Consider estimating a vector-valued parameter $\theta \in$ $\mathbb{R}^d$ based on an observation $X$ with the $N_d\left(\theta, \sigma^2 I\right)$-distribution, i.e. the coordinates $X_1, \ldots, X_d$ of $X$ are independent random variables with $X_i \sim N\left(\theta_i, \sigma^2\right)$. There are no known relationships between the coordinates $\theta_1, \ldots, \theta_d$ of $\theta$, and we consider $\sigma^2$ to be known.
The maximum likelihood estimator of $\theta$ is the vector $X$ itself and has mean square error $\mathrm{E}_\theta|X-\theta|^2=d \sigma^2$. Somewhat surprisingly, for $d \geq 3$ there exist estimators with a smaller mean square error, and even much smaller if $d$ is big.

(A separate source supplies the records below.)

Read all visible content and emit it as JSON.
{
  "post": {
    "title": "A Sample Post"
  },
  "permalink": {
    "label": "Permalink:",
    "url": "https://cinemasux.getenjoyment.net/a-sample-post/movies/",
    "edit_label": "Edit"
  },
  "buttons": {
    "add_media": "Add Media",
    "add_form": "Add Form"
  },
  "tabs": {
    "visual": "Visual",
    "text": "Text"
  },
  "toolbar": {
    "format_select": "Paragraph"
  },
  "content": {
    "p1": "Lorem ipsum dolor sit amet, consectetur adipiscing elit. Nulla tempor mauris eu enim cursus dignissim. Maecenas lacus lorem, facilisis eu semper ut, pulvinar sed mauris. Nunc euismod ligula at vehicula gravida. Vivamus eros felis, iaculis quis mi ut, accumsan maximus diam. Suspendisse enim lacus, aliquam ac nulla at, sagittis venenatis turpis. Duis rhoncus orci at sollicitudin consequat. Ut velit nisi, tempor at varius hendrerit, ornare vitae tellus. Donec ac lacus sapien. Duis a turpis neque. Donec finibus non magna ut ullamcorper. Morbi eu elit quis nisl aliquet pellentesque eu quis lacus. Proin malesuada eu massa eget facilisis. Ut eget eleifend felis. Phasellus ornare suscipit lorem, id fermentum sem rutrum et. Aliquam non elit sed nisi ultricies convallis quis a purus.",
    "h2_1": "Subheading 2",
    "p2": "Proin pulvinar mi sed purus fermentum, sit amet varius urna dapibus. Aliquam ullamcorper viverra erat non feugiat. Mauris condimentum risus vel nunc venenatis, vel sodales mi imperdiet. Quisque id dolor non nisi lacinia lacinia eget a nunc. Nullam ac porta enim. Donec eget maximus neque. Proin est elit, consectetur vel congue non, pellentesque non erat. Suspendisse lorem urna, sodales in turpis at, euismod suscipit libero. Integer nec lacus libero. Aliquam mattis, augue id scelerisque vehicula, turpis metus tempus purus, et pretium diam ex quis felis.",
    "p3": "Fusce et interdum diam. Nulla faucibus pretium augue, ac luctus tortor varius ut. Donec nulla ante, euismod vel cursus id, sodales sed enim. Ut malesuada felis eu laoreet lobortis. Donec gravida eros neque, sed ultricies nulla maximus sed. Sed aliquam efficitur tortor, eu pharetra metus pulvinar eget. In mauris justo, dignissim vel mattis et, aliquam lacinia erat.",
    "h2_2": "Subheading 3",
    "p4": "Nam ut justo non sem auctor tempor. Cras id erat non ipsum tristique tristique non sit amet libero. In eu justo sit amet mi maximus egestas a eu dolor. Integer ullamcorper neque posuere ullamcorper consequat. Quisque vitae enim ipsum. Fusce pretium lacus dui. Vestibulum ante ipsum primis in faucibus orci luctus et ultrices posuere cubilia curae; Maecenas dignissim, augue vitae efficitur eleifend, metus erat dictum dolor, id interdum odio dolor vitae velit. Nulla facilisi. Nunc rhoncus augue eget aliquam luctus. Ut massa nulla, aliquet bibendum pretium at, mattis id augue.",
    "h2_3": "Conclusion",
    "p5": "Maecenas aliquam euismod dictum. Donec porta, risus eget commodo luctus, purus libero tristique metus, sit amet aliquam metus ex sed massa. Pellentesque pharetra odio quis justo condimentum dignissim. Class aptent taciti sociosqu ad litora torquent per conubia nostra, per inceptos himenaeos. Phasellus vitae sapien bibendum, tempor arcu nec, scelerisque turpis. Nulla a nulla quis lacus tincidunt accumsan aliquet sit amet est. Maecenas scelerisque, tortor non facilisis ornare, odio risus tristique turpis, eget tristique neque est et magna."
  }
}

My friend Peter came up with the following intuition. Let $X_1, \ldots, X_d$ be our sample, or vector in $\bR^n$. Hypothetically, we can apply a coordinate transformation, so that the true mean lies on the first coordinate axis. In this new coordinate system all other coordinates $\tilde{\theta_2}, …, \tilde{\theta_d}$ are zero. Shrinking the first coordinate of our transformed vector $\tilde{X_1},…\tilde{X_d}$ will have a negative effect on the accuracy of that coordinate. However, for all the other coordinates it will have a positive effect. It turns out that from $d=3$ this positive effect will outweigh the negative effect on $\tilde{X_1}$.
In (Szabó, van der Vaart 2023) they write: “That shrinkage is a good idea is also suggested by the fact that $\mathrm{E}_\theta|X|^2=|\theta|^2+d \sigma^2$ : the vector $X$ is “too big” for estimating the vector $\theta$.”